Family Photographs: My Brother, Solar Eclipse, 1965
In a year, Haldol, ECT, the closed gates of a sanitarium.
But for now—how happy you were. To be eleven and unconcerned
For once with school, the Cubs, who punched who.
For a few minutes to be unlearned, to be taught
A new world. O, distant boy, how marvelous
It all must have been, to be turned into a ghoul with your friends,
To spurn the murmur of grown-ups with their highballs and hair
On the deck for a lowering sky burned sepia, orange.
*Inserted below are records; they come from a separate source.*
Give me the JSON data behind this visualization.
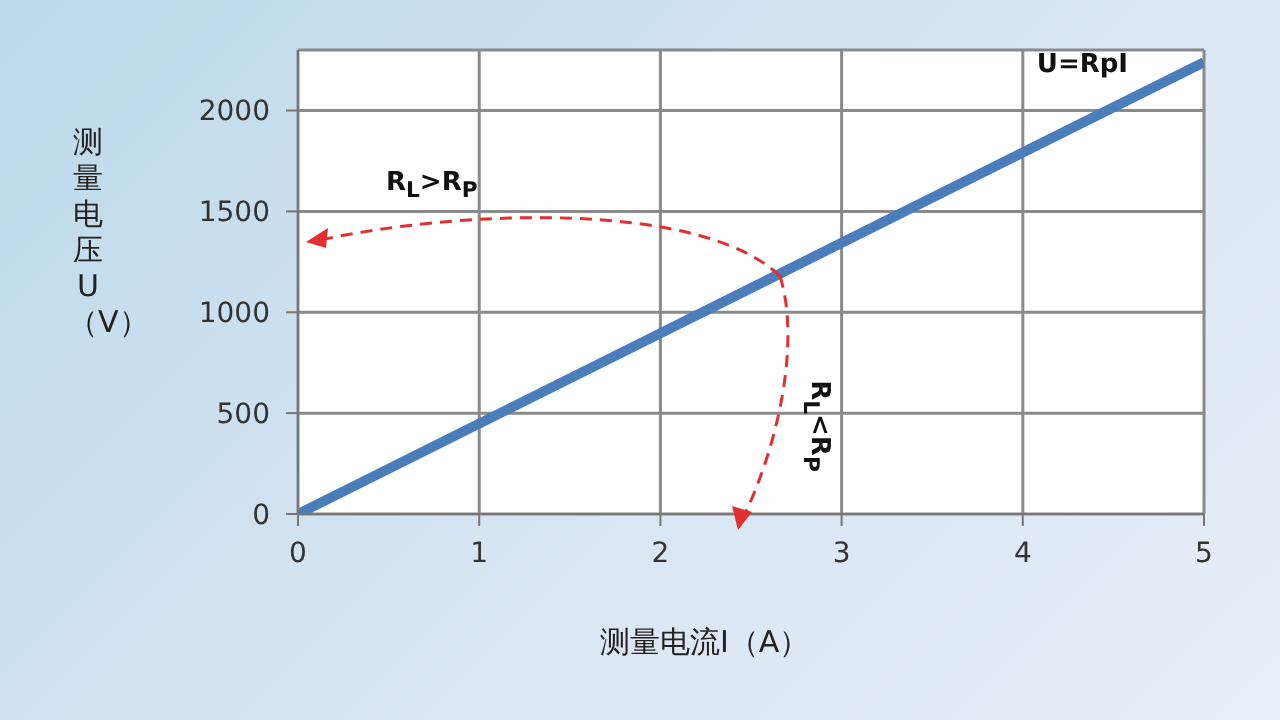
{
  "chart_data": {
    "type": "line",
    "xlabel": "测量电流I（A）",
    "ylabel": "测量电压U（V）",
    "x": [
      0,
      5
    ],
    "series": [
      {
        "name": "U=RpI",
        "color": "#4a7ebb",
        "values": [
          0,
          2240
        ]
      }
    ],
    "xlim": [
      0,
      5
    ],
    "xticks": [
      0,
      1,
      2,
      3,
      4,
      5
    ],
    "ylim": [
      0,
      2300
    ],
    "yticks": [
      0,
      500,
      1000,
      1500,
      2000
    ],
    "grid": true,
    "marker": "none",
    "line_style": "solid",
    "annotations": [
      "R$_{L}$>R$_{P}$",
      "R$_{L}$<R$_{P}$"
    ]
  }
}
At three o’clock to feel yourself disappear inside yourself —
To cast no shadow. And – so long ago now
how did you put it? —the delicious, insistent thought
What if it stays like this? To yearn and yet not to know yet
What that yearning meant.
Thus begins Daniel Lawless' stunning new collection of intimate and profoundly moving poems. This is a book not to miss--each poem in it is painfully beautiful, darkly lit, familiar and startling. As Jim Daniels writes: The poems in I Tell You This Now evoke the photos of Diane Arbus in that they might make you want to turn away, but then only to turn back and go deeper, as he does, to find the humanity in this complex, difficult world. He mines photographs both real and imagined to create fresh, startling insights that sustain us, like the small daily joys of "... lumbering the cha-cha as she boiled the green out of Thursday cabbage."
This is an amazing book! I am loving it so much. Danny has dug deep to make these poems. Thank you for highlighting it, Nina!
Posted by: Denise Duhamel | March 30, 2024 at 08:10 AM
Terrific poem.
Posted by: Terence Winch | March 30, 2024 at 09:53 AM
BRILLIANT long awaited for collection of poems!
Thank you for this David
Elena
Posted by: Elena Karina Byrne | March 30, 2024 at 01:05 PM
Yes, this book has been long-awaited. An authentic, raw voice so often lacking from American poetry.